Taking note from these innovators, MIT researchers are developing a modernized version of the steel ball technique through a worn computer interface called Dormio. But instead of waking them, the interface influences sleepers in hypnagogia, attempting to control the direction of their semi-coherent state, and they’ve had some preliminary success.

Dormio interface via media.mit.edu
Using a glove fitted with a series of wires and biosensors, the interface tracks users’ slow descent into sleep, measuring the subtle muscle relaxations of the hand. From there, an app provides an audio cue that prevents users from going into a deeper sleep, suspending them in the hypnagogic state with a prompted word or concept to focus on.
Thus far, the words ‘fork’ and ‘rabbit’ have been used successfully as a theme for “dream content.” Users are then asked questions to capture ideas floating through their mind, without fully waking them, before they are then allowed to fall asleep.
We spend close to a third of our lives sleeping, where our minds exist in creative, fantastic hallucinatory states. Researchers on the team want to figure out how to tap into that world and potentially take advantage of it.
The unconscious mind has been the subject of study by scientists for centuries, yet we still know so little about it. It’s also been proven that we are all born creative geniuses, but through the constructs and demands of our society, our originality is constantly suppressed. Could that creativity be resurrected with hypnogogic enhancement?
Ancient Practice Lets You Explore Deep States of Consciousness in Your Sleep

Roughly a third of our life is spent sleeping, or at least attempting to get some rest in order to take advantage of the other two-thirds in wakeful consciousness. Ideally, this state is rejuvenating and accompanied by pleasant dreams, allowing the body to clear out all the toxins and amyloids that build up throughout the day.
But what if you could get some of that time back, or use it more productively, while also getting the regenerative benefits of deep slumber?

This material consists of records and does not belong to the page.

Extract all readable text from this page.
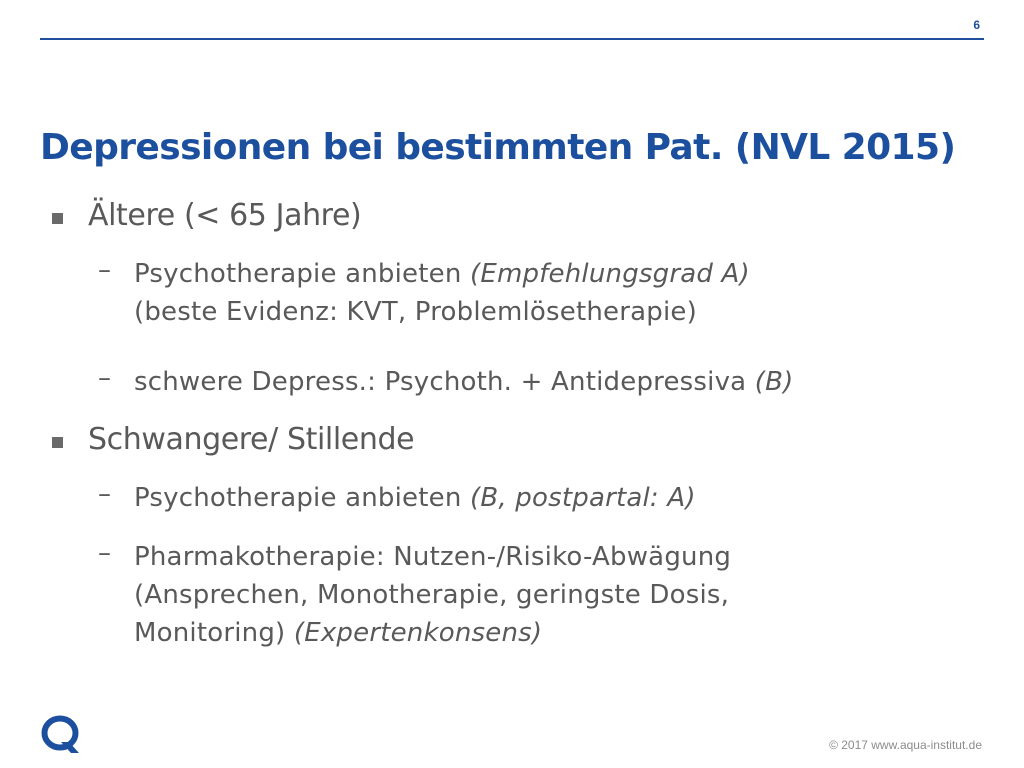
6
Depressionen bei bestimmten Pat. (NVL 2015)
Ältere (< 65 Jahre)
– Psychotherapie anbieten (Empfehlungsgrad A)
(beste Evidenz: KVT, Problemlösetherapie)
– schwere Depress.: Psychoth. + Antidepressiva (B)
Schwangere/ Stillende
– Psychotherapie anbieten (B, postpartal: A)
– Pharmakotherapie: Nutzen-/Risiko-Abwägung
(Ansprechen, Monotherapie, geringste Dosis,
Monitoring) (Expertenkonsens)
© 2017 www.aqua-institut.de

Don’t worry, this isn’t some new biohacking regimen with bizarre, intermittent naps, but rather a method referred to as dream yoga. Despite its name, dream yoga isn’t an attempt to perform asanas in reverie, but instead to meditatively explore the myriad levels within our minds.
A number of enlightened, spiritual masters are said to have achieved an interminable state of consciousness during their lifetime, in which they maintained awareness while they allowed their bodies to rest at night. These gurus took advantage of every minute of life to explore their inner sanctums and spelunk the deepest caves of consciousness.
Other contemporary dream state explorers, or oneironauts as they’re sometimes called, have attempted to map out the topography of the mind based on eastern philosophy, namely John C. Lily. Lily’s psychic explorations led to his development of the sensory deprivation isolation tank, in order to cultivate a dissociative state where one could detach from the body and explore the levels of satori-samadhi.
But according to Andrew Holecek, a student of Buddhist philosophy and evangelist for dream yoga, one needn’t be an ascetic or employ an expensive float tank to delve into the depths of the mind on the nightly. Instead, a little discipline and technique can allow a dreamer to travel through cosmic consciousness while still getting a good night’s rest.
Holecek says there are up to nine nocturnal states one can enter in preparation for and during dream yoga. The first of which is called “liminal dreaming,” otherwise known as hypnagogic dreaming; a state in which one is not quite awake nor asleep, but in an in-between state before dozing off.
This state is when things become blurry, but by intentionally maintaining a modicum of awareness, one is able to become active in the dream state — a practice known as lucid dreaming.